Wheeling Budget Nears $35 Million Mark This Year

WHEELING — Even though Wheeling leaders plan to spend about $35 million in the new fiscal year that begins July 1, City Manager Robert Herron said employees will face a 5-percent increase in health care premiums without seeing an immediate pay raise.

Herron, Mayor Glenn Elliott and Vice Mayor Chad Thalman hope they can provide a pay increase for firefighters, police officers, secretaries, public works department employees and and other city workers in July, once the current fiscal year comes to an end.

“Pay raises and other non-essential spending will be considered at the end of the fiscal year, once we know what revenue streams to expect and what the cash carryover will be. In addition to making investments in city playgrounds and paving, the current city council approved a 3-percent pay raise in the fall of 2016 and a 2.5-percent pay raise in 2017,” Thalman said. “I’m hopeful that the upcoming budget will allow us to do the same in 2018.”

Wheeling City Council will discuss the fiscal 2018-19 budget during a work session at 11 a.m. Tuesday on the first floor of the City-County Building, 1500 Chapline St. The regular council meeting will follow at noon in the same location.


City leaders plan to spend about $1,275 for each of Wheeling’s 27,375 residents in fiscal year 2018-19. That per-capita spending is more than double the $617.46 Wheeling used for each person who lived in the city in the year 2000.

The exact new balanced budget estimate is $34,949,392. This reflects an increase of $455,136 from the current fiscal year.

“As you know, West Virginia cities are required to have an approved budget to the state auditor’s office in late March. Normally, much more productive conversations on budgeting occur toward the end of the fiscal year and the early stages of the next fiscal year,” Herron said.

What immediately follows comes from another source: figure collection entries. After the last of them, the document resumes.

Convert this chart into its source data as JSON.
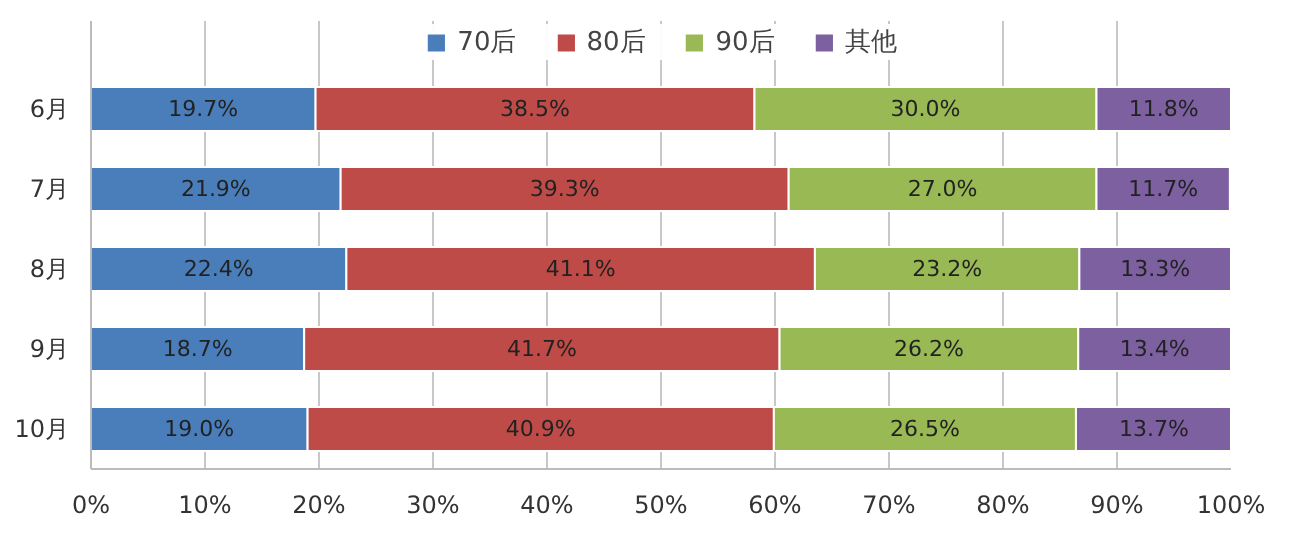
{
  "chart_data": {
    "type": "bar",
    "orientation": "horizontal",
    "stacked": true,
    "categories": [
      "6月",
      "7月",
      "8月",
      "9月",
      "10月"
    ],
    "series": [
      {
        "name": "70后",
        "color": "#4a7ebb",
        "values": [
          19.7,
          21.9,
          22.4,
          18.7,
          19.0
        ],
        "value_labels": [
          "19.7%",
          "21.9%",
          "22.4%",
          "18.7%",
          "19.0%"
        ]
      },
      {
        "name": "80后",
        "color": "#be4b48",
        "values": [
          38.5,
          39.3,
          41.1,
          41.7,
          40.9
        ],
        "value_labels": [
          "38.5%",
          "39.3%",
          "41.1%",
          "41.7%",
          "40.9%"
        ]
      },
      {
        "name": "90后",
        "color": "#98b954",
        "values": [
          30.0,
          27.0,
          23.2,
          26.2,
          26.5
        ],
        "value_labels": [
          "30.0%",
          "27.0%",
          "23.2%",
          "26.2%",
          "26.5%"
        ]
      },
      {
        "name": "其他",
        "color": "#7d60a0",
        "values": [
          11.8,
          11.7,
          13.3,
          13.4,
          13.7
        ],
        "value_labels": [
          "11.8%",
          "11.7%",
          "13.3%",
          "13.4%",
          "13.7%"
        ]
      }
    ],
    "xlim": [
      0,
      100
    ],
    "xticks": [
      {
        "value": 0,
        "label": "0%"
      },
      {
        "value": 10,
        "label": "10%"
      },
      {
        "value": 20,
        "label": "20%"
      },
      {
        "value": 30,
        "label": "30%"
      },
      {
        "value": 40,
        "label": "40%"
      },
      {
        "value": 50,
        "label": "50%"
      },
      {
        "value": 60,
        "label": "60%"
      },
      {
        "value": 70,
        "label": "70%"
      },
      {
        "value": 80,
        "label": "80%"
      },
      {
        "value": 90,
        "label": "90%"
      },
      {
        "value": 100,
        "label": "100%"
      }
    ],
    "grid": "x",
    "legend": "top"
  }
}
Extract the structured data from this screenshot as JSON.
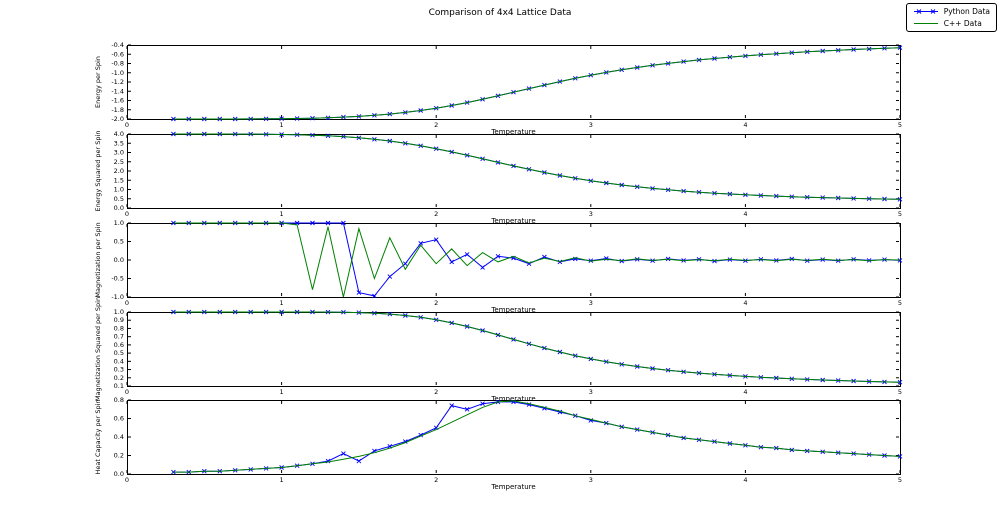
{
  "legend": {
    "position": "top-right",
    "items": [
      {
        "label": "Python Data",
        "color": "#0000ff",
        "marker": "x"
      },
      {
        "label": "C++ Data",
        "color": "#008000",
        "marker": "none"
      }
    ]
  },
  "chart_data": {
    "type": "line",
    "title": "Comparison of 4x4 Lattice Data",
    "xlim": [
      0,
      5
    ],
    "xticks": [
      0,
      1,
      2,
      3,
      4,
      5
    ],
    "xticklabels": [
      "0",
      "1",
      "2",
      "3",
      "4",
      "5"
    ],
    "x": [
      0.3,
      0.4,
      0.5,
      0.6,
      0.7,
      0.8,
      0.9,
      1.0,
      1.1,
      1.2,
      1.3,
      1.4,
      1.5,
      1.6,
      1.7,
      1.8,
      1.9,
      2.0,
      2.1,
      2.2,
      2.3,
      2.4,
      2.5,
      2.6,
      2.7,
      2.8,
      2.9,
      3.0,
      3.1,
      3.2,
      3.3,
      3.4,
      3.5,
      3.6,
      3.7,
      3.8,
      3.9,
      4.0,
      4.1,
      4.2,
      4.3,
      4.4,
      4.5,
      4.6,
      4.7,
      4.8,
      4.9,
      5.0
    ],
    "subplots": [
      {
        "id": "energy",
        "ylabel": "Energy per Spin",
        "xlabel": "Temperature",
        "ylim": [
          -2.0,
          -0.4
        ],
        "yticks": [
          -2.0,
          -1.8,
          -1.6,
          -1.4,
          -1.2,
          -1.0,
          -0.8,
          -0.6,
          -0.4
        ],
        "yticklabels": [
          "-2.0",
          "-1.8",
          "-1.6",
          "-1.4",
          "-1.2",
          "-1.0",
          "-0.8",
          "-0.6",
          "-0.4"
        ],
        "series": [
          {
            "name": "Python Data",
            "color": "#0000ff",
            "marker": "x",
            "values": [
              -2.0,
              -2.0,
              -2.0,
              -1.999,
              -1.999,
              -1.998,
              -1.996,
              -1.993,
              -1.989,
              -1.982,
              -1.973,
              -1.96,
              -1.943,
              -1.921,
              -1.893,
              -1.858,
              -1.816,
              -1.766,
              -1.709,
              -1.645,
              -1.574,
              -1.499,
              -1.421,
              -1.343,
              -1.266,
              -1.191,
              -1.12,
              -1.054,
              -0.993,
              -0.937,
              -0.886,
              -0.839,
              -0.797,
              -0.758,
              -0.723,
              -0.691,
              -0.662,
              -0.635,
              -0.61,
              -0.588,
              -0.567,
              -0.548,
              -0.53,
              -0.514,
              -0.498,
              -0.484,
              -0.471,
              -0.458
            ]
          },
          {
            "name": "C++ Data",
            "color": "#008000",
            "marker": "none",
            "values": [
              -2.0,
              -2.0,
              -2.0,
              -1.999,
              -1.999,
              -1.998,
              -1.996,
              -1.993,
              -1.989,
              -1.982,
              -1.973,
              -1.96,
              -1.943,
              -1.921,
              -1.893,
              -1.858,
              -1.816,
              -1.766,
              -1.709,
              -1.645,
              -1.574,
              -1.499,
              -1.421,
              -1.343,
              -1.266,
              -1.191,
              -1.12,
              -1.054,
              -0.993,
              -0.937,
              -0.886,
              -0.839,
              -0.797,
              -0.758,
              -0.723,
              -0.691,
              -0.662,
              -0.635,
              -0.61,
              -0.588,
              -0.567,
              -0.548,
              -0.53,
              -0.514,
              -0.498,
              -0.484,
              -0.471,
              -0.458
            ]
          }
        ]
      },
      {
        "id": "energy-squared",
        "ylabel": "Energy Squared per Spin",
        "xlabel": "Temperature",
        "ylim": [
          0.0,
          4.0
        ],
        "yticks": [
          0.0,
          0.5,
          1.0,
          1.5,
          2.0,
          2.5,
          3.0,
          3.5,
          4.0
        ],
        "yticklabels": [
          "0.0",
          "0.5",
          "1.0",
          "1.5",
          "2.0",
          "2.5",
          "3.0",
          "3.5",
          "4.0"
        ],
        "series": [
          {
            "name": "Python Data",
            "color": "#0000ff",
            "marker": "x",
            "values": [
              4.0,
              4.0,
              4.0,
              3.998,
              3.996,
              3.992,
              3.985,
              3.975,
              3.96,
              3.936,
              3.903,
              3.857,
              3.795,
              3.716,
              3.619,
              3.5,
              3.362,
              3.205,
              3.033,
              2.849,
              2.657,
              2.464,
              2.274,
              2.091,
              1.917,
              1.755,
              1.607,
              1.472,
              1.35,
              1.241,
              1.144,
              1.058,
              0.982,
              0.915,
              0.855,
              0.802,
              0.755,
              0.713,
              0.676,
              0.643,
              0.613,
              0.586,
              0.562,
              0.54,
              0.52,
              0.502,
              0.486,
              0.471
            ]
          },
          {
            "name": "C++ Data",
            "color": "#008000",
            "marker": "none",
            "values": [
              4.0,
              4.0,
              4.0,
              3.998,
              3.996,
              3.992,
              3.985,
              3.975,
              3.96,
              3.936,
              3.903,
              3.857,
              3.795,
              3.716,
              3.619,
              3.5,
              3.362,
              3.205,
              3.033,
              2.849,
              2.657,
              2.464,
              2.274,
              2.091,
              1.917,
              1.755,
              1.607,
              1.472,
              1.35,
              1.241,
              1.144,
              1.058,
              0.982,
              0.915,
              0.855,
              0.802,
              0.755,
              0.713,
              0.676,
              0.643,
              0.613,
              0.586,
              0.562,
              0.54,
              0.52,
              0.502,
              0.486,
              0.471
            ]
          }
        ]
      },
      {
        "id": "magnetization",
        "ylabel": "Magnetization per Spin",
        "xlabel": "Temperature",
        "ylim": [
          -1.0,
          1.0
        ],
        "yticks": [
          -1.0,
          -0.5,
          0.0,
          0.5,
          1.0
        ],
        "yticklabels": [
          "-1.0",
          "-0.5",
          "0.0",
          "0.5",
          "1.0"
        ],
        "series": [
          {
            "name": "Python Data",
            "color": "#0000ff",
            "marker": "x",
            "values": [
              1.0,
              1.0,
              1.0,
              1.0,
              1.0,
              1.0,
              1.0,
              1.0,
              1.0,
              1.0,
              1.0,
              1.0,
              -0.88,
              -0.97,
              -0.45,
              -0.1,
              0.45,
              0.55,
              -0.05,
              0.15,
              -0.2,
              0.1,
              0.05,
              -0.1,
              0.08,
              -0.05,
              0.03,
              -0.02,
              0.04,
              -0.03,
              0.02,
              -0.02,
              0.03,
              -0.01,
              0.02,
              -0.03,
              0.01,
              -0.02,
              0.02,
              -0.01,
              0.03,
              -0.02,
              0.01,
              -0.02,
              0.02,
              -0.01,
              0.01,
              -0.01
            ]
          },
          {
            "name": "C++ Data",
            "color": "#008000",
            "marker": "none",
            "values": [
              1.0,
              1.0,
              1.0,
              1.0,
              1.0,
              1.0,
              1.0,
              1.0,
              0.95,
              -0.8,
              0.9,
              -1.0,
              0.85,
              -0.5,
              0.6,
              -0.25,
              0.4,
              -0.1,
              0.3,
              -0.15,
              0.2,
              -0.05,
              0.1,
              -0.08,
              0.05,
              -0.04,
              0.06,
              -0.03,
              0.02,
              -0.02,
              0.03,
              -0.01,
              0.02,
              -0.02,
              0.01,
              -0.02,
              0.02,
              -0.01,
              0.01,
              -0.02,
              0.02,
              -0.01,
              0.02,
              -0.01,
              0.01,
              -0.02,
              0.01,
              0.0
            ]
          }
        ]
      },
      {
        "id": "magnetization-squared",
        "ylabel": "Magnetization Squared per Spin",
        "xlabel": "Temperature",
        "ylim": [
          0.1,
          1.0
        ],
        "yticks": [
          0.1,
          0.2,
          0.3,
          0.4,
          0.5,
          0.6,
          0.7,
          0.8,
          0.9,
          1.0
        ],
        "yticklabels": [
          "0.1",
          "0.2",
          "0.3",
          "0.4",
          "0.5",
          "0.6",
          "0.7",
          "0.8",
          "0.9",
          "1.0"
        ],
        "series": [
          {
            "name": "Python Data",
            "color": "#0000ff",
            "marker": "x",
            "values": [
              1.0,
              1.0,
              1.0,
              1.0,
              1.0,
              1.0,
              1.0,
              1.0,
              1.0,
              1.0,
              0.999,
              0.997,
              0.993,
              0.986,
              0.975,
              0.958,
              0.935,
              0.905,
              0.868,
              0.824,
              0.775,
              0.722,
              0.667,
              0.613,
              0.561,
              0.513,
              0.469,
              0.43,
              0.395,
              0.364,
              0.337,
              0.313,
              0.292,
              0.273,
              0.257,
              0.242,
              0.229,
              0.217,
              0.206,
              0.197,
              0.188,
              0.18,
              0.173,
              0.167,
              0.161,
              0.155,
              0.15,
              0.146
            ]
          },
          {
            "name": "C++ Data",
            "color": "#008000",
            "marker": "none",
            "values": [
              1.0,
              1.0,
              1.0,
              1.0,
              1.0,
              1.0,
              1.0,
              1.0,
              1.0,
              1.0,
              0.999,
              0.997,
              0.993,
              0.986,
              0.975,
              0.958,
              0.935,
              0.905,
              0.868,
              0.824,
              0.775,
              0.722,
              0.667,
              0.613,
              0.561,
              0.513,
              0.469,
              0.43,
              0.395,
              0.364,
              0.337,
              0.313,
              0.292,
              0.273,
              0.257,
              0.242,
              0.229,
              0.217,
              0.206,
              0.197,
              0.188,
              0.18,
              0.173,
              0.167,
              0.161,
              0.155,
              0.15,
              0.146
            ]
          }
        ]
      },
      {
        "id": "heat-capacity",
        "ylabel": "Heat Capacity per Spin",
        "xlabel": "Temperature",
        "ylim": [
          0.0,
          0.8
        ],
        "yticks": [
          0.0,
          0.2,
          0.4,
          0.6,
          0.8
        ],
        "yticklabels": [
          "0.0",
          "0.2",
          "0.4",
          "0.6",
          "0.8"
        ],
        "series": [
          {
            "name": "Python Data",
            "color": "#0000ff",
            "marker": "x",
            "values": [
              0.02,
              0.02,
              0.03,
              0.03,
              0.04,
              0.05,
              0.06,
              0.07,
              0.09,
              0.11,
              0.14,
              0.22,
              0.14,
              0.25,
              0.3,
              0.35,
              0.42,
              0.5,
              0.74,
              0.7,
              0.76,
              0.78,
              0.78,
              0.75,
              0.71,
              0.67,
              0.63,
              0.58,
              0.55,
              0.51,
              0.48,
              0.45,
              0.42,
              0.39,
              0.37,
              0.35,
              0.33,
              0.31,
              0.29,
              0.28,
              0.26,
              0.25,
              0.24,
              0.23,
              0.22,
              0.21,
              0.2,
              0.19
            ]
          },
          {
            "name": "C++ Data",
            "color": "#008000",
            "marker": "none",
            "values": [
              0.02,
              0.02,
              0.03,
              0.03,
              0.04,
              0.05,
              0.06,
              0.07,
              0.09,
              0.11,
              0.13,
              0.16,
              0.19,
              0.23,
              0.28,
              0.34,
              0.41,
              0.48,
              0.56,
              0.64,
              0.72,
              0.78,
              0.79,
              0.76,
              0.72,
              0.68,
              0.63,
              0.59,
              0.55,
              0.51,
              0.48,
              0.45,
              0.42,
              0.39,
              0.37,
              0.35,
              0.33,
              0.31,
              0.29,
              0.28,
              0.26,
              0.25,
              0.24,
              0.23,
              0.22,
              0.21,
              0.2,
              0.19
            ]
          }
        ]
      }
    ]
  }
}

The city’s main source of revenue continues to be the business and occupation tax. According to the budget projection, Herron expects receipts to increase slightly for the fiscal year beginning July 1, with $7 million firmly anticipated, along with another $2.9 million in delinquent B&O taxes the city intends to collect. Each number is slightly greater than the amounts approved for the current fiscal year.

Another major revenue source will be real estate taxes, which Herron expects to be $3.28 million, about $50,000 more than what’s projected for this year. Municipal sales tax revenue, meanwhile, is expected to grow by $390,000 in the new year to reach $3.6 million.

The city anticipates receiving $1.92 million from sanitation collection fees, while receipts from fire protection fees are expected at just over $2 million. Utility business tax collections should come in at about $1.92 million.

Herron expects $485,000 in revenue from taxes paid by Wheeling Island Hotel-Casino-Racetrack, as well as $331,300 from those who operate limited video lottery machines.

Though a relatively small source of revenue, the city expects to collect $55,000 from the vacant building registration program which officials enacted several years ago via home rule authority.


Fire and police protection are the city’s largest expenses, as Wheeling intends to pay more than $10.4 million for fire department services in the new year, along with more than $8.3 million for police.

A third major area of spending for Wheeling is streets and highways, as $4.53 million is allocated for this. Wheeling generally funds street paving projects at the end of the fiscal year with the cash carryover funding in July.

At this point, the budget does not include pay raises for any city workers, nor does it fund any additional positions. However, the city often provides funding for raises or new positions from any cash carryover at the conclusion of the fiscal year in July.

For fiscal year 2018-19, Herron will earn $122,014; City Solicitor Rosemary Humway-Warmuth will collect $85,755; Finance Director Seth McIntyre will get $81,293; Police Chief Schwertfeger will earn $79,194; Fire Chief Larry Helms will collect $79,182; Public Works Director Russell Jebbia will get $79,194; Human Resources Director Teresa Hudrlik will earn $70,749; Economic and Community Development Director Nancy Prager will earn $65,618; City Engineer Conrad Slanina will earn $62,292; Assistant Economic and Community Development Director Tom Connelly will receive $58,118; Director of Parks and Strategic Planning Jesse Mestrovic will get $53,812; City Clerk Brenda Delbert will be paid $49,498; and Marketing and Community Relations Specialist Allison Skibo will earn $48,687.